In 1933, LEKD had 25 chapters. The society considerably expanded with former members of the Lithuanian Popular Peasants' Union and the Social Democratic Party of Lithuania when all Lithuanian political parties were banned in 1936 by the authoritarian regime of Antanas Smetona. It also attracted members of the illegal Communist Party of Lithuania. In 1937, boards of local chapters included 49 communists, 34 populist peasants, and 14 social democrats. The society had about 150 chapters in 1938 and 2,143 members in 1940. The society and Laisvoji mintis sympathized with communism and Soviet Russia – the magazine often criticized Benito Mussolini and Francisco Franco, but never Joseph Stalin.

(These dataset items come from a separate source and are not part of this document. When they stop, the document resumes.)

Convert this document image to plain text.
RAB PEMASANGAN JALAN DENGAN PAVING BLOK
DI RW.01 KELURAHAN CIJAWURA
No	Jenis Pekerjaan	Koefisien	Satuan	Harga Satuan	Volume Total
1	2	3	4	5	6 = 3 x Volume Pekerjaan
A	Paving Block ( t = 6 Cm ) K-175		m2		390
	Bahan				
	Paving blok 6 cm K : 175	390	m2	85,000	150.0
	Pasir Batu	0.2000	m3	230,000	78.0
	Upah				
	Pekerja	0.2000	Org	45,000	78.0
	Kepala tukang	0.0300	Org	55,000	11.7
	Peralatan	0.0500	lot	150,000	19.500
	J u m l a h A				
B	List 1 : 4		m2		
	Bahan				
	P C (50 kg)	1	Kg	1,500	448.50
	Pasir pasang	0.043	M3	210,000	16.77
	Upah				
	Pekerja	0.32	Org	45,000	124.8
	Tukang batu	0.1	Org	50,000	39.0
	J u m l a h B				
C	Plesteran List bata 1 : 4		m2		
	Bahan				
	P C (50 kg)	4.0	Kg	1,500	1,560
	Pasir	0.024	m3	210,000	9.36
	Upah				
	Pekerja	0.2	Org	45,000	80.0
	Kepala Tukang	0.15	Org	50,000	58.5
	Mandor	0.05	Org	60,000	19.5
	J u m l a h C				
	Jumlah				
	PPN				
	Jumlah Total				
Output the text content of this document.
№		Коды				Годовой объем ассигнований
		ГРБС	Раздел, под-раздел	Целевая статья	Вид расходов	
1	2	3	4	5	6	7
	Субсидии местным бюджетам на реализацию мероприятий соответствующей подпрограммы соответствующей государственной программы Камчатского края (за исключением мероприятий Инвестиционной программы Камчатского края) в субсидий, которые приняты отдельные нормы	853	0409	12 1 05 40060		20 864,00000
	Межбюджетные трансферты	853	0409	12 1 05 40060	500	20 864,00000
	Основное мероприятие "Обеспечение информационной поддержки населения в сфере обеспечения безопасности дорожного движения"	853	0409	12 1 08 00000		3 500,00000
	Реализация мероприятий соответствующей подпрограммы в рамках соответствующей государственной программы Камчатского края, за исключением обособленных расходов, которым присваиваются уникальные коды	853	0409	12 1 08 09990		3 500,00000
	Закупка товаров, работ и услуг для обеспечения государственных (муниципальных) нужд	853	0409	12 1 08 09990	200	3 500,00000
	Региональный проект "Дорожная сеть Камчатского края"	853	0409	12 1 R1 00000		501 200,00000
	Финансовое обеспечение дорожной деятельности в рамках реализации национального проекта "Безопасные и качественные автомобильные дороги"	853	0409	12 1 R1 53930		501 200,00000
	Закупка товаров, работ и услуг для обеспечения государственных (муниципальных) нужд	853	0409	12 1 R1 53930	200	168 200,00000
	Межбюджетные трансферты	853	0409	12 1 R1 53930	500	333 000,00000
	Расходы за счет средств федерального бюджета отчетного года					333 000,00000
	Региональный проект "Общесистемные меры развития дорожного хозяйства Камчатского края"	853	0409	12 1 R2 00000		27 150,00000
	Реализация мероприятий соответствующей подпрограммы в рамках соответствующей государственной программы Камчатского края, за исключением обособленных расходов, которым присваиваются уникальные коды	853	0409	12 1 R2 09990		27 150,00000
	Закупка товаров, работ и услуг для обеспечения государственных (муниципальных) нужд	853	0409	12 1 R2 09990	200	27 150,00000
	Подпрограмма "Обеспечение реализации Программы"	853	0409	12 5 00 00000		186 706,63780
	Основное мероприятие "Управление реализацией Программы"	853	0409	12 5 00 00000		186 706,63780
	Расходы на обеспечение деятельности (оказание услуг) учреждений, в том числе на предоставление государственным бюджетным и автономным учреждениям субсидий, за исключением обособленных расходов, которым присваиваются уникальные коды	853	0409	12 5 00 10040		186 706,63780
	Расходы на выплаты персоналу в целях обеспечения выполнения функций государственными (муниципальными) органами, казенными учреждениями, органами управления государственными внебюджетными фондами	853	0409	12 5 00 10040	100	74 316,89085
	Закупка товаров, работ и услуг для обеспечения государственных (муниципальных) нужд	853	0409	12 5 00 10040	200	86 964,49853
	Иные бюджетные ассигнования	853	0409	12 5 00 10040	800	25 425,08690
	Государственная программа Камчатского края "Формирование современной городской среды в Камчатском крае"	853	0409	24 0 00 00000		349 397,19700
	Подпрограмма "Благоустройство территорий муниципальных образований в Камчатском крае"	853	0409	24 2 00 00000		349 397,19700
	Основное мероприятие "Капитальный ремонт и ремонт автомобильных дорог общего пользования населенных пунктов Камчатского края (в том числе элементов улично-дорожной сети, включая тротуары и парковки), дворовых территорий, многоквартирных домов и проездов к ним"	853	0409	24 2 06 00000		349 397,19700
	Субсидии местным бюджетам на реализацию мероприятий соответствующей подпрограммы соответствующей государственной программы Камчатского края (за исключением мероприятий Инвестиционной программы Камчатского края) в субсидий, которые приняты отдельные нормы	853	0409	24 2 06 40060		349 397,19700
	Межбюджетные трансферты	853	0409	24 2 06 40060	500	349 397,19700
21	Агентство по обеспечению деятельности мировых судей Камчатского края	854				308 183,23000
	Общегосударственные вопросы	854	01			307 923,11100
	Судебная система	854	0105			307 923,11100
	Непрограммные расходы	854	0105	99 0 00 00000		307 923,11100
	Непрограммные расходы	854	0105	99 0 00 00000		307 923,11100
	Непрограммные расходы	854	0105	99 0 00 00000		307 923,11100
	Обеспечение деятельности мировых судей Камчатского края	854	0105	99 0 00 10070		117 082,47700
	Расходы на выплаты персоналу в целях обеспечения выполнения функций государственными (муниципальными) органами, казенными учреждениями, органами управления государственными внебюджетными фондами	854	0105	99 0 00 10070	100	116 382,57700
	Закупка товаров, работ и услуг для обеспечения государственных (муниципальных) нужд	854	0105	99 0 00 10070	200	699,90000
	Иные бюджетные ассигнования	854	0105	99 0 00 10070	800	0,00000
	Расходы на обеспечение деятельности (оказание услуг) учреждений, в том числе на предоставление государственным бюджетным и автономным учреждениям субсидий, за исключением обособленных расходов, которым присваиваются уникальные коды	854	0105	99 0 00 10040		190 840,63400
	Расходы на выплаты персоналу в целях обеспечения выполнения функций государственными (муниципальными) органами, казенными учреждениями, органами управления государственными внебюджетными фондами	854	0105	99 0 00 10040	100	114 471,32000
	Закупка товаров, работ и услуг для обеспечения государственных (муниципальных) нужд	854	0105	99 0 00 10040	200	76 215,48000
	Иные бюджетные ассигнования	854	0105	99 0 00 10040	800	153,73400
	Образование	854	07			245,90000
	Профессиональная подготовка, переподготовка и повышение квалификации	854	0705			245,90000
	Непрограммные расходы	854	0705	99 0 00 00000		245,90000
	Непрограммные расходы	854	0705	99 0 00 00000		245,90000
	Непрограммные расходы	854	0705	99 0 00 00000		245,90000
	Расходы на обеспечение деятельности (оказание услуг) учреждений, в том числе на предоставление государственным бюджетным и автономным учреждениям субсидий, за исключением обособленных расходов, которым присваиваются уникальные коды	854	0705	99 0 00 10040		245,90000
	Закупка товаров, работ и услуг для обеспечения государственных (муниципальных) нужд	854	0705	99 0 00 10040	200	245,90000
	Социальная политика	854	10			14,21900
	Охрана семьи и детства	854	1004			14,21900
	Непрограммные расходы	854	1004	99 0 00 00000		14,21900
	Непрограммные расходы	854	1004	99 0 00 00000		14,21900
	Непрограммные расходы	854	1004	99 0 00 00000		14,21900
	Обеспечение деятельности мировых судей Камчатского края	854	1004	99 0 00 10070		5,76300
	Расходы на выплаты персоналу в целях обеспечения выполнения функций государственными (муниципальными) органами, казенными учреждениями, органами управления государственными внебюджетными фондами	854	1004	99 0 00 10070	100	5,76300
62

=== During the first Soviet occupation (1940–1941) ===
Unlike many other Lithuanian societies, LEKD was not abolished after the Soviet occupation of Lithuania in June 1940. In fact, it expanded to about 200 chapters. Some of its board members, most notably Mečislovas Gedvilas, became prominent officials in the new communist regime. It was abolished by the Provisional Government of Lithuania after the German occupation of Lithuania in June 1941.

In 1946, Justas Paleckis, Chairman of the Presidium of the Supreme Soviet of the Lithuanian SSR, suggested reestablishing LEKD to promote state atheism.

==Publications==
Freethinkers published two short-lived magazines, Vaga (Furrow) in 1931 and Laisvamanis (Freethinker) in 1933, until Šliūpas became editor of the reestablished monthly Laisvoji mintis (Free Thought) in November 1933 (it was published twice a month from 1939). Šliūpas had previously published Laisvoji mintis in the United States in 1910–1915. He continued to edit the magazine up until the Soviet occupation of Lithuania in June 1940. The magazine devoted significant attention to science and printed many articles (often translated) focused on humanities, particularly history. At the same time, it printed reports of current events and various local incidents attacking and mocking the Catholic Church. Initially, Laisvoji mintis was apolitical and focused and cultural and religious issues. The society also published books and booklets – translated works by Marshall Gauvin, Robert G. Ingersoll, Otto von Corvin, Joseph McCabe, as well as works by Lithuanian authors (Matas Untulis, Alfonsas Žukauskas, Jonas Kairiūkštis, Vladas Dubas).